Remove exclusions from the templates list

Removing exclusions from an existing migration changes the future actions performed for that migration, but doesn't affect previously migrated content. To remove exclusions:

  1. Go to the Exclusion Templates page and search for the exclusion you want to remove.

  2. Select the trash can icon.

    note

    This doesn't remove the exclusion from an existing migration. For more information, see Remove exclusions from an existing migration.

    You can't remove default exclusions from the templates list, but you can remove them from an existing migration.

Default exclusions

Data Migrator automatically applies default exclusions to specific filesystems depending on the platform. For example, Azure Data Lake Storage (ADLS) Gen2 filesystem types have a maximum individual file size limit of 4.55TiB, and any files larger are automatically excluded.

You can remove default exclusions from the migration, but not from the system or the exclusion templates list. To view your current exclusion templates list go to Migrations then select Exclusion Templates.

Global default exclusions

These global exclusions apply to all data migrations.

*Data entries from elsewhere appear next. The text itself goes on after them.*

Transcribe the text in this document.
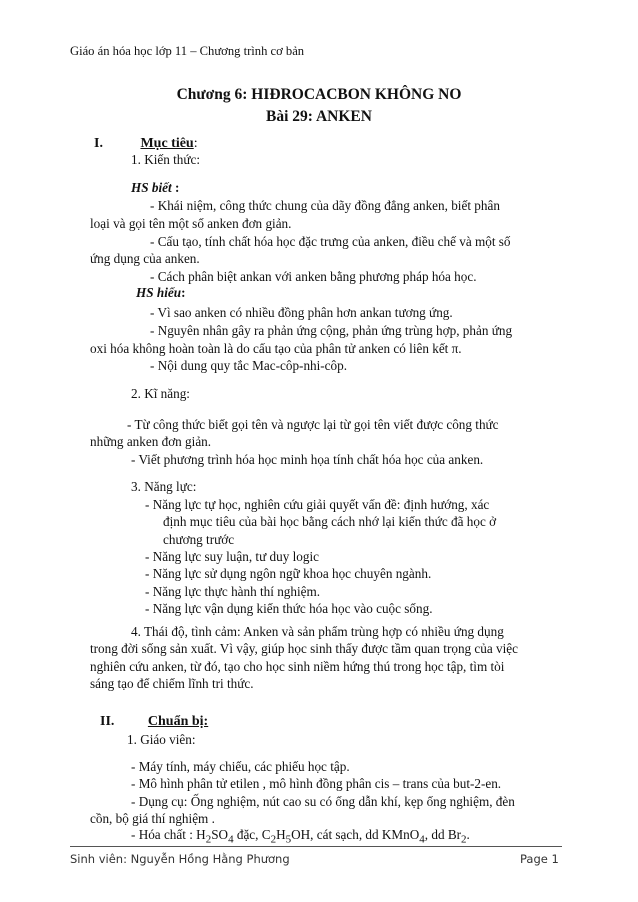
Giáo án hóa học lớp 11 – Chương trình cơ bản
Chương 6: HIĐROCACBON KHÔNG NO
Bài 29: ANKEN
I.	Mục tiêu:
1. Kiến thức:
HS biết :
- Khái niệm, công thức chung của dãy đồng đẳng anken, biết phân
loại và gọi tên một số anken đơn giản.
- Cấu tạo, tính chất hóa học đặc trưng của anken, điều chế và một số
ứng dụng của anken.
- Cách phân biệt ankan với anken bằng phương pháp hóa học.
HS hiểu:
- Vì sao anken có nhiều đồng phân hơn ankan tương ứng.
- Nguyên nhân gây ra phản ứng cộng, phản ứng trùng hợp, phản ứng
oxi hóa không hoàn toàn là do cấu tạo của phân tử anken có liên kết π.
- Nội dung quy tắc Mac-côp-nhi-côp.
2. Kĩ năng:
- Từ công thức biết gọi tên và ngược lại từ gọi tên viết được công thức
những anken đơn giản.
- Viết phương trình hóa học minh họa tính chất hóa học của anken.
3. Năng lực:
- Năng lực tự học, nghiên cứu giải quyết vấn đề: định hướng, xác
định mục tiêu của bài học bằng cách nhớ lại kiến thức đã học ở
chương trước
- Năng lực suy luận, tư duy logic
- Năng lực sử dụng ngôn ngữ khoa học chuyên ngành.
- Năng lực thực hành thí nghiệm.
- Năng lực vận dụng kiến thức hóa học vào cuộc sống.
4. Thái độ, tình cảm: Anken và sản phẩm trùng hợp có nhiều ứng dụng
trong đời sống sản xuất. Vì vậy, giúp học sinh thấy được tầm quan trọng của việc
nghiên cứu anken, từ đó, tạo cho học sinh niềm hứng thú trong học tập, tìm tòi
sáng tạo để chiếm lĩnh tri thức.
II. Chuẩn bị:
1. Giáo viên:
- Máy tính, máy chiếu, các phiếu học tập.
- Mô hình phân tử etilen , mô hình đồng phân cis – trans của but-2-en.
- Dụng cụ: Ống nghiệm, nút cao su có ống dẫn khí, kẹp ống nghiệm, đèn
cồn, bộ giá thí nghiệm .
- Hóa chất : $H_2SO_4$ đặc, $C_2H_5OH$, cát sạch, dd KMnO$_4$, dd $Br_2$.
Sinh viên: Nguyễn Hồng Hằng Phương	Page 1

ExclusionExclusion typeDescription
/**/_tmp.delta_**Regex (GLOB)Hive Acid Temporary Files
/**/.hive-staging**Regex (GLOB)Hive Staging Content
/**/.spark-staging-**Regex (GLOB)Spark Staging Content
/**/_temporary**Regex (GLOB)Spark Temporary Files

Hadoop Distributed File System

The default exclusions are:

ExclusionExclusion typeDescription
.\\._COPYING_$Regex (JAVA_PCRE)Hadoop Distributed File System (HDFS) copying files
/**/.hive-staging**Regex (GLOB)Hive staging directories
/**/.spark-staging-**Regex (GLOB)Spark staging directories
/**/_temporary**Regex (GLOB)Spark temporary directories
(/|/.*/)\\.Trash(/.*)?Regex (Automata)HDFS trash directories
(/|/.*/)\\.snapshot(/.*)?Regex (Automata)HDFS Snapshot directories

The Hive or Spark directories are used to stage temporary files during Hive or Spark jobs. These are automatically deleted by Hive or Spark after use, and are excluded by default to avoid the migration of unnecessary data.

The HDFS Snapshot and trash directories are (generally) only relevant to the local cluster and excluded to avoid migration of unnecessary data.

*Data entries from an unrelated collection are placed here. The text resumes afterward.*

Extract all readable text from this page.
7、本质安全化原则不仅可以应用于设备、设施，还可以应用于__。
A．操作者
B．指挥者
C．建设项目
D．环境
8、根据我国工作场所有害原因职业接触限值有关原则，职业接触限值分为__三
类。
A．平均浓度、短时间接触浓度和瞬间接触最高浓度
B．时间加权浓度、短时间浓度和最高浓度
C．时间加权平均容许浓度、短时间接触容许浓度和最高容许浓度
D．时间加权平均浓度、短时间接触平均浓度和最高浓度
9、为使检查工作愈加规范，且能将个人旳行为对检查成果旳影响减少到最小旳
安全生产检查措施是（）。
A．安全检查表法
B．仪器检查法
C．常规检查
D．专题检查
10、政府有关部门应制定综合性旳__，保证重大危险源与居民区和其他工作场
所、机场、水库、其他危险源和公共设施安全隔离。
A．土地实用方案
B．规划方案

Azure Data Lake Storage (ADLS) Gen2

The default exclusions are:

ExclusionExclusion typeDescription
[.|\\/]$Regex (JAVA_PCRE)File names cannot end with . or ' '
.*([^\\/]*\\/){61,}.*Regex (Automata)Blob names cannot exceed 61 path segments
.{1025,}Regex (JAVA_PCRE)File name length cannot exceed 1024
.*[\\\\].*Regex (JAVA_PCRE)Filepath or name cannot include a backslash.
5 TBFile sizeFile size cannot exceed 5TB

These exclusions cover many of the limitations set by ADLS Gen2 directory and file naming rules.

Google Cloud Storage

The default exclusions are:

ExclusionExclusion typeDescription
.*[\r\n].*Regex (Automata)File name cannot contain carriage return or line feeds
.{1025,}Regex (JAVA_PCRE)File name length cannot exceed 1024
\\.\\.?Regex (Automata)File name cannot be named . or ..
16 TBFile sizeFile size cannot exceed 16TB

These exclusions cover the limitations set by Google Cloud object naming guidelines.